Oh Lord. Too many available answers, all true, and something about this woman makes me wary of getting into it. I’ll go for the quick kill.

“I’m a gay atheist,” I said.

“Huh,” she said. “That must be hard, to be a gay Mormon. I mean, how did you figure out that you were gay?”

And with that, I added this woman to my list of graduates of College X who aren’t terribly intellectually impressive. A perfectly acceptable response on my part would have been, “How did you figure out that you were straight?” And then I could have gone to get that drink I’d been wanting. I was feeling kind, though, so I figured I’d answer the more sophisticated version of her question — “Did growing up Mormon present any special difficulties to discovering and coming to terms with your gay sexuality?” — and ignore the presumptuousness of that question coming from someone I’d met just five minutes ago.
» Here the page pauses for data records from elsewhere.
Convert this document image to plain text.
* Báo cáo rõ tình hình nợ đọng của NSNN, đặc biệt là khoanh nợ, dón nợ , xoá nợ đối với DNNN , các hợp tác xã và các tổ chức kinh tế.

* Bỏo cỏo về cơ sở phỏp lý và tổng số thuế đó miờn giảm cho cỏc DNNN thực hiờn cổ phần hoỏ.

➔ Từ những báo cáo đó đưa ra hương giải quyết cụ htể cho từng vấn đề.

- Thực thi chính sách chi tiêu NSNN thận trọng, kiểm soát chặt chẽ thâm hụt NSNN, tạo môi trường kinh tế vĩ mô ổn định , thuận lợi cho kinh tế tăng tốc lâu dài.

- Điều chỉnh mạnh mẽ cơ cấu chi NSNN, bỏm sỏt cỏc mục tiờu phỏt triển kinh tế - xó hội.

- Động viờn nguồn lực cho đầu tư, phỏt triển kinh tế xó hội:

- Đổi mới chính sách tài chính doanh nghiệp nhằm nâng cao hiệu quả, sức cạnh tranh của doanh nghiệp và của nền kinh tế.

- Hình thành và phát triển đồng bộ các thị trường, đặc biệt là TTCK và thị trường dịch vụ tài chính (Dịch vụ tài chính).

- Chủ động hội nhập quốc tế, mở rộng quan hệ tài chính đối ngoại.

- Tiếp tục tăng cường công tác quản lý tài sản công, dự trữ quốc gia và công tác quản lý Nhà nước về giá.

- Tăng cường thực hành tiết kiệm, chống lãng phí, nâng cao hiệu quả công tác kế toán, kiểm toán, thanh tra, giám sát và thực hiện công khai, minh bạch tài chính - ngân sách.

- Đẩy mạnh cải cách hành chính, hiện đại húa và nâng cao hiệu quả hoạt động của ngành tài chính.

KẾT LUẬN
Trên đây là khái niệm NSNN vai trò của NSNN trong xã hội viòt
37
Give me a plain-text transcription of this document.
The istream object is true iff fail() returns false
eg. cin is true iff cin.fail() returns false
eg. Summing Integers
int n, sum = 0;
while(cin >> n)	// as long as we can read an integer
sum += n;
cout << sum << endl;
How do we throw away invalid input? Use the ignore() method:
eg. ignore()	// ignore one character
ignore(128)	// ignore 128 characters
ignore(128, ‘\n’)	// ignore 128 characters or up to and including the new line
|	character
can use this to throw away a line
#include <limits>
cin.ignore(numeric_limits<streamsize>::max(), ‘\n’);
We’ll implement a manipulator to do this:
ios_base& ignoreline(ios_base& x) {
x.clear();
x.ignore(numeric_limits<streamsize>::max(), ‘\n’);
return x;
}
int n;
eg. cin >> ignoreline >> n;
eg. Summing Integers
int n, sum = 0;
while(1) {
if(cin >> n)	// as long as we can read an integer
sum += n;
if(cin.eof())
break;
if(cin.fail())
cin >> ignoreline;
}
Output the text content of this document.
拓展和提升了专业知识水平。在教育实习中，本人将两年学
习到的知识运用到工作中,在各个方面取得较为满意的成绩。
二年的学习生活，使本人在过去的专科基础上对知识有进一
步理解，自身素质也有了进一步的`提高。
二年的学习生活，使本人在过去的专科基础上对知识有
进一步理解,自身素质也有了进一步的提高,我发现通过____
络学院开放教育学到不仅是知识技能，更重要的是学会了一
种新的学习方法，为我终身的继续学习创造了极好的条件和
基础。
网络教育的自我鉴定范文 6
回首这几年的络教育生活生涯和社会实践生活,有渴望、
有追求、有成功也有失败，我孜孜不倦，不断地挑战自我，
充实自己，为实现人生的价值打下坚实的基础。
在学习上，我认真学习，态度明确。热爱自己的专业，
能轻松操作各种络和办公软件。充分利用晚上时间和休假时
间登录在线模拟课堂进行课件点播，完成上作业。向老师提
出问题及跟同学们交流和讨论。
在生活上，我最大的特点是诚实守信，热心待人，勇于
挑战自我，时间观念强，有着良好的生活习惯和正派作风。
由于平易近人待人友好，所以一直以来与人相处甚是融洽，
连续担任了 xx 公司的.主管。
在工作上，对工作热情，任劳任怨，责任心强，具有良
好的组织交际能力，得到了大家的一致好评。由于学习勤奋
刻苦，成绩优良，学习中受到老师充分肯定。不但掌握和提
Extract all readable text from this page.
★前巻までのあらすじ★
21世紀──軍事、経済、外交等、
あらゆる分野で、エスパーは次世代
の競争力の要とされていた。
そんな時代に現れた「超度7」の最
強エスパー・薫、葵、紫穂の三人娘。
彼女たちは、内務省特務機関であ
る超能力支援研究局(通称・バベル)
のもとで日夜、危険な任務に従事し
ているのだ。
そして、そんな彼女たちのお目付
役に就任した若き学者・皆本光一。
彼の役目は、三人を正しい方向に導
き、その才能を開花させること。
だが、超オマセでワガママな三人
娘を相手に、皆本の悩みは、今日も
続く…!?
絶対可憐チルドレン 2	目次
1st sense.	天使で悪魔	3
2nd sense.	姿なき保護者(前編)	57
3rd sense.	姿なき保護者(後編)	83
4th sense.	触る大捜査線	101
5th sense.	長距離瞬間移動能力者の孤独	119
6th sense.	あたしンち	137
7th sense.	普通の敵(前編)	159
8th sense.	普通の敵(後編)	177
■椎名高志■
Everybody has to discover their sexuality, whether they’re gay or straight, I told her, getting her to nod her head in agreement. And it’s a gradual process, from the vaguer pre-pubescent feelings to the hormonal storms of puberty. And the sexuality you discover is not just personal — there are massive social aspects to it, whole scripts of who you’ll like and what you’ll say and do about liking them. The real trick about growing up gay, I think, is that your culture is giving you one set of scripts about your sexuality while your body and mind are telling you other things. And this is true whether you grow up Mormon or Evangelical or even in a more average, more secular environment — it’s still heteronormative. So the process of figuring out your sexuality, if you’re gay, is the process of figuring out that the expectations you’ve been given about sexuality mostly don’t apply to you.

The young woman nodded along and proceeded to ask several more too-personal-for-a-party questions that I dodged before finding a way to move on to another conversation. But it occurred to me later that the way I’d talked about the structure of sexual self-discovery was a nice explanation of the concept of queerness. Being queer just means, basically, that your sexuality didn’t and doesn’t follow the scripts you were given growing up. So “queer” isn’t just a convenient political term to replace L, G, B, and T; it’s a helpful analytic category. Queer people have lived the disconnect between the dominant narrative of sexuality and their own experience.

Anyway, I thought the idea was an interesting thing to add to the discussion of two weeks ago.

3 responses to “A queer addendum”

  1. On a small sub-topic: I understand the “you’ve just revealed something personal so now I can ask you ANYTHING” phenom is even worse when you’re trans. I mean, intelligent people* don’t go there anyway, but the ones who do apparently will ask questions like “did you have your surgery or are you just on hormones?” And you know, I think this comes from a good place. It’s a clumsy way of showing an interest.

    I have long liked “queer” though. It lets people be on my team even if we don’t have the exact same libidinal habits and, petty though it may be, it sets me apart from people who have approximately the same libidinal habits but want citizenship in the dominant narrative more than anything.

    “культурные люди” I think you’d say in Russian, with the broader connotation of having the right sensibilities about many matters.

  2. Josh K-sky says:

    I read “libidinal habits” as “Biblical habits.” What dirty, dirty glasses I have.

  3. ben w says:

    I read “libidinal habits” as “Biblical habits.”

    One is reminded of parts of Joe Frank’s “Bible Salesman“.